The ranchu hardware platform is based on a newer QEMU version and the architecture is changed to have less dependency on Google modification and goldfish-specific devices. For example, it uses virtio-block devices to emulate the NAND and SD card. This has the potential of providing much better performance and also makes it possible to utilize the features provided by the latest QEMU code base. The ranchu kernel is built on a new version in the android-goldfish-3.10 branch, while the latest goldfish kernel is in the android-goldfish-3.4 branch. You can notice this difference by running your Android virtual device using different kernels from Android SDK.

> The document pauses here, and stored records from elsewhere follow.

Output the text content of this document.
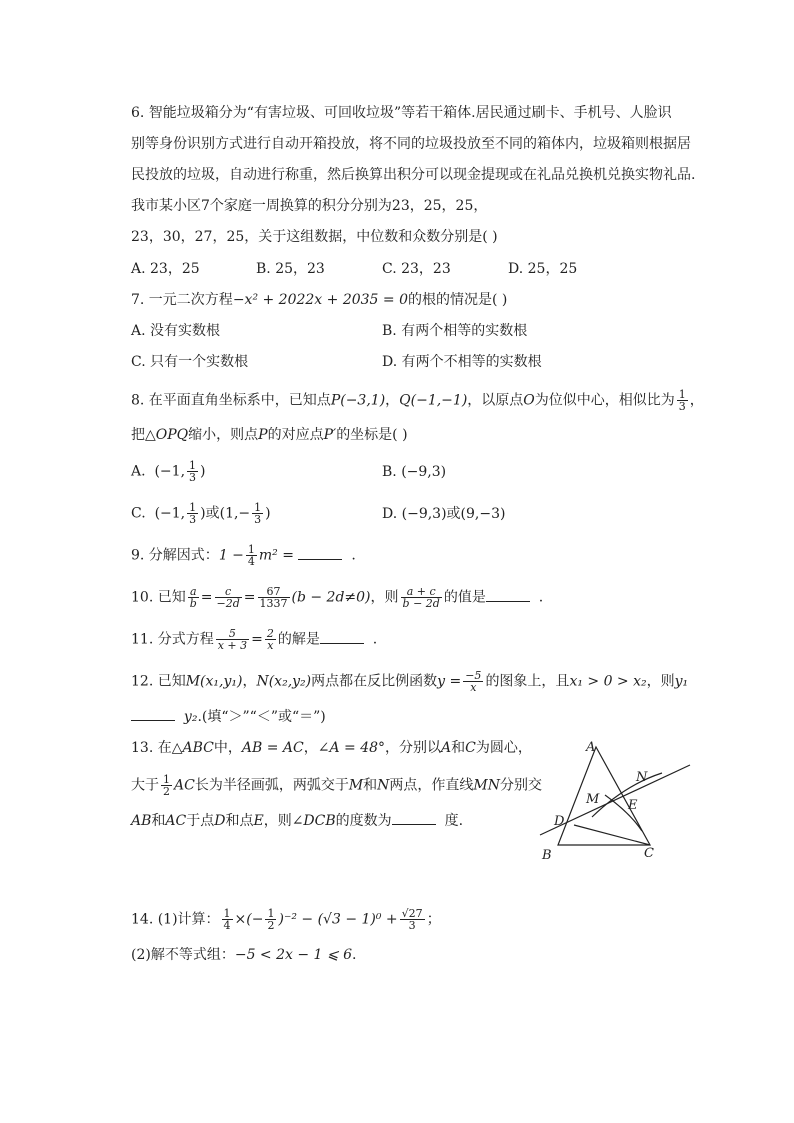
6. 智能垃圾箱分为“有害垃圾、可回收垃圾”等若干箱体.居民通过刷卡、手机号、人脸识
别等身份识别方式进行自动开箱投放，将不同的垃圾投放至不同的箱体内，垃圾箱则根据居
民投放的垃圾，自动进行称重，然后换算出积分可以现金提现或在礼品兑换机兑换实物礼品.
我市某小区7个家庭一周换算的积分分别为23，25，25，
23，30，27，25，关于这组数据，中位数和众数分别是( )
A. 23，25	B. 25，23	C. 23，23	D. 25，25
7. 一元二次方程−x² + 2022x + 2035 = 0的根的情况是( )
A. 没有实数根	B. 有两个相等的实数根
C. 只有一个实数根	D. 有两个不相等的实数根
8. 在平面直角坐标系中，已知点P(−3,1)，Q(−1,−1)，以原点O为位似中心，相似比为 $\frac{1}{3}$ ，
把△OPQ缩小，则点P的对应点P′的坐标是( )
A. (−1, $\frac{1}{3}$ )	B. (−9,3)
C. (−1, $\frac{1}{3}$ )或($1,- \frac{1}{3}$ )	D. (−9,3)或(9,−3)
9. 分解因式：$1 - \frac{1}{4} m^2$ =	.
10. 已知 $\frac{a}{b} = \frac{c}{-2d} = \frac{67}{1337} (b - 2d\ne 0)$，则 $\frac{a + c}{b - 2d}$ 的值是	.
11. 分式方程 $\frac{5}{x + 3} = \frac{2}{x}$ 的解是	.
12. 已知M(x₁,y₁)，N(x₂,y₂)两点都在反比例函数$y = \frac{-5}{x}$ 的图象上，且x₁ > 0 > x₂，则y₁
y₂.(填“＞”“＜”或“＝”)
13. 在△ABC中，AB = AC，∠A = 48°，分别以A和C为圆心，
大于 $\frac{1}{2}$ AC长为半径画弧，两弧交于M和N两点，作直线MN分别交
AB和AC于点D和点E，则∠DCB的度数为	度.
A
B	C
D
E
M
N
14. (1)计算： $\frac{1}{4}$ ×(− $\frac{1}{2} )^{-2} - (√3 - 1)^0 + \frac{√27}{3}$ ；
(2)解不等式组：−5 < 2x − 1 ⩽ 6.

VirtualBox-based Android emulators

With the ever evolving nature of virtualization technology, there are many commercial Android emulator products developed on the market as well. You may have heard of some of them such as Genymotion, AMIDuOS, Andy, BlueStacks, and so on. Many of them are built using VirtualBox from Oracle, such as Genymotion, AMIDuOS, and Andy. The reason that VirtualBox is used instead of other solutions such as VMware is because VirtualBox is an open source solution.

To achieve the best performance and user experience, both host and target need to be customized in the commercial emulator products. Besides Android emulator, we will also use VirtualBox as the virtual hardware platform to demonstrate how to port Android to a new platform. The reason that we need another virtual hardware platform in this book is because Android emulator is already supported in AOSP. We will use Android emulator as a platform to teach how to extend and customize an existing platform. While VirtualBox is not supported in AOSP, it can be used as a target platform to teach how to port Android to a new platform. Even though Android has been ported to VirtualBox by Genymotion, AMI, and others, none of them are open source products.